Software vulnerability detection (SVD) is a critical challenge in modern systems. Large language models (LLMs) offer natural-language explanations alongside predictions, but most work focuses on binary evaluation, and explanations often lack semantic consistency with Common Weakness Enumeration (CWE) categories. We propose VulReaD, a knowledge-graph-guided approach for vulnerability reasoning and detection that moves beyond binary classification toward CWE-level reasoning. VulReaD leverages a security knowledge graph (KG) as a semantic backbone and uses a strong teacher LLM to generate CWE-consistent contrastive reasoning supervision, enabling student model training without manual annotations. Students are fine-tuned with Odds Ratio Preference Optimization (ORPO) to encourage taxonomy-aligned reasoning while suppressing unsupported explanations. Across three real-world datasets, VulReaD improves binary F1 by 8-10% and multi-class classification by 30% Macro-F1 and 18% Micro-F1 compared to state-of-the-art baselines. Results show that LLMs outperform deep learning baselines in binary detection and that KG-guided reasoning enhances CWE coverage and interpretability.
Paper Structure (53 sections, 5 equations, 3 figures, 7 tables)
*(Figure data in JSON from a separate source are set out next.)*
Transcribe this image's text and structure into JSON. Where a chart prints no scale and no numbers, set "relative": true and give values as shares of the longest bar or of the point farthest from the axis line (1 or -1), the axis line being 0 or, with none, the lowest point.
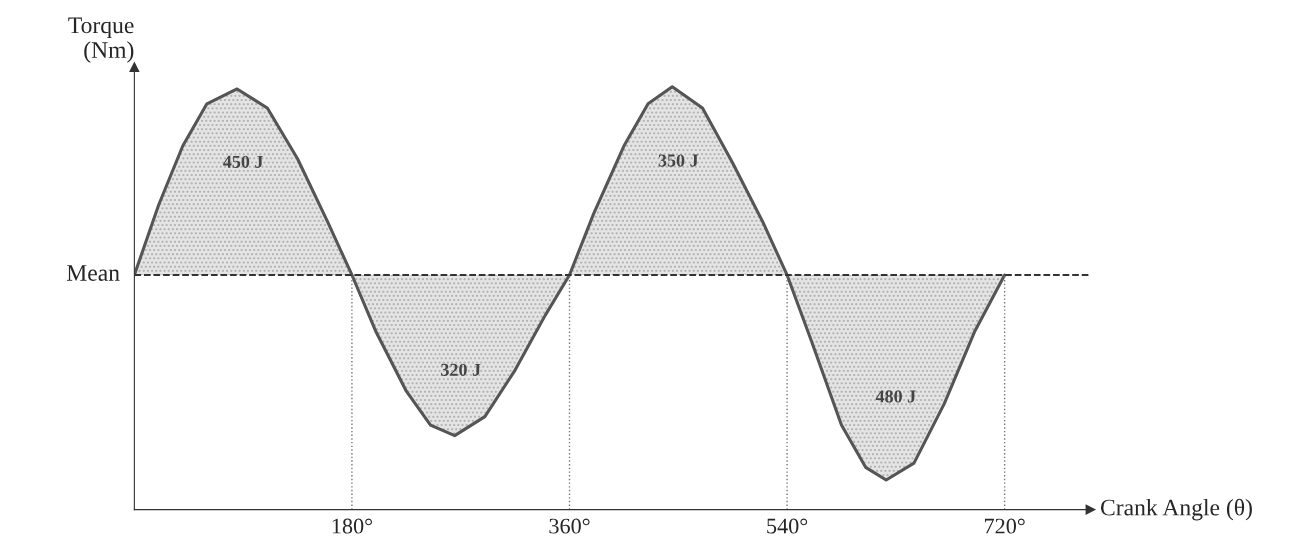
{
  "chart_data": {
    "type": "area",
    "relative": true,
    "xlabel": "Crank Angle (θ)",
    "ylabel": "Torque\n(Nm)",
    "xlim": [
      0,
      791
    ],
    "xticks": [
      {
        "value": 180,
        "label": "180°"
      },
      {
        "value": 360,
        "label": "360°"
      },
      {
        "value": 540,
        "label": "540°"
      },
      {
        "value": 720,
        "label": "720°"
      }
    ],
    "series": [
      {
        "color": "#555555",
        "x": [
          0,
          20,
          40,
          60,
          85,
          110,
          135,
          160,
          180,
          200,
          225,
          245,
          265,
          290,
          315,
          340,
          360,
          380,
          405,
          425,
          445,
          470,
          495,
          520,
          540,
          560,
          585,
          605,
          622,
          645,
          670,
          695,
          720
        ],
        "values": [
          0.555,
          0.72,
          0.86,
          0.96,
          0.995,
          0.95,
          0.83,
          0.68,
          0.555,
          0.42,
          0.28,
          0.2,
          0.175,
          0.22,
          0.33,
          0.46,
          0.555,
          0.7,
          0.86,
          0.96,
          1.0,
          0.95,
          0.82,
          0.68,
          0.555,
          0.4,
          0.2,
          0.1,
          0.07,
          0.11,
          0.25,
          0.42,
          0.555
        ]
      }
    ],
    "ref_lines": [
      {
        "axis": "y",
        "value": 0.555,
        "label": "Mean",
        "line_style": "dashed",
        "color": "#333333"
      },
      {
        "axis": "x",
        "value": 180,
        "line_style": "dotted",
        "color": "#777777"
      },
      {
        "axis": "x",
        "value": 360,
        "line_style": "dotted",
        "color": "#777777"
      },
      {
        "axis": "x",
        "value": 540,
        "line_style": "dotted",
        "color": "#777777"
      },
      {
        "axis": "x",
        "value": 720,
        "line_style": "dotted",
        "color": "#777777"
      }
    ],
    "annotations": [
      "450 J",
      "320 J",
      "350 J",
      "480 J"
    ],
    "grid": false,
    "legend": false
  }
}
This paper contains 53 sections, 5 equations, 3 figures, 7 tables.

Figures (3)

  • Figure 1: Failure case of baseline R2Vul on CWE-level reasoning. Given a function labeled CWE-401 (Memory Leak) (top), R2Vul generates a fluent rationale that incorrectly attributes the issue to CWE-763 (Use-After-Free) and introduces an unrelated CVE reference (bottom), illustrating semantic misalignment between generated explanations and the target CWE.
  • Figure 2: Training CWE Data Frequency vs. Reasoning-Based CWE Identification Accuracy.
  • Figure 3: Overview of VulReaD. The security knowledge graph (KG) provides structured vulnerability semantics (entities, abstraction classes, and CWE relations) that are retrieved to enrich each training example. A teacher LLM distills the dataset by generating a contrastive rationale pair: a CWE-consistent (valid) analysis and a deliberately CWE-inconsistent (flawed) analysis. A student model is then fine-tuned with ORPO, combining supervised fine-tuning on valid rationales ($L_{\text{SFT}}$) with an odds-ratio preference term ($L_{\text{OR}}$) to favor grounded, CWE-aligned reasoning over flawed alternatives.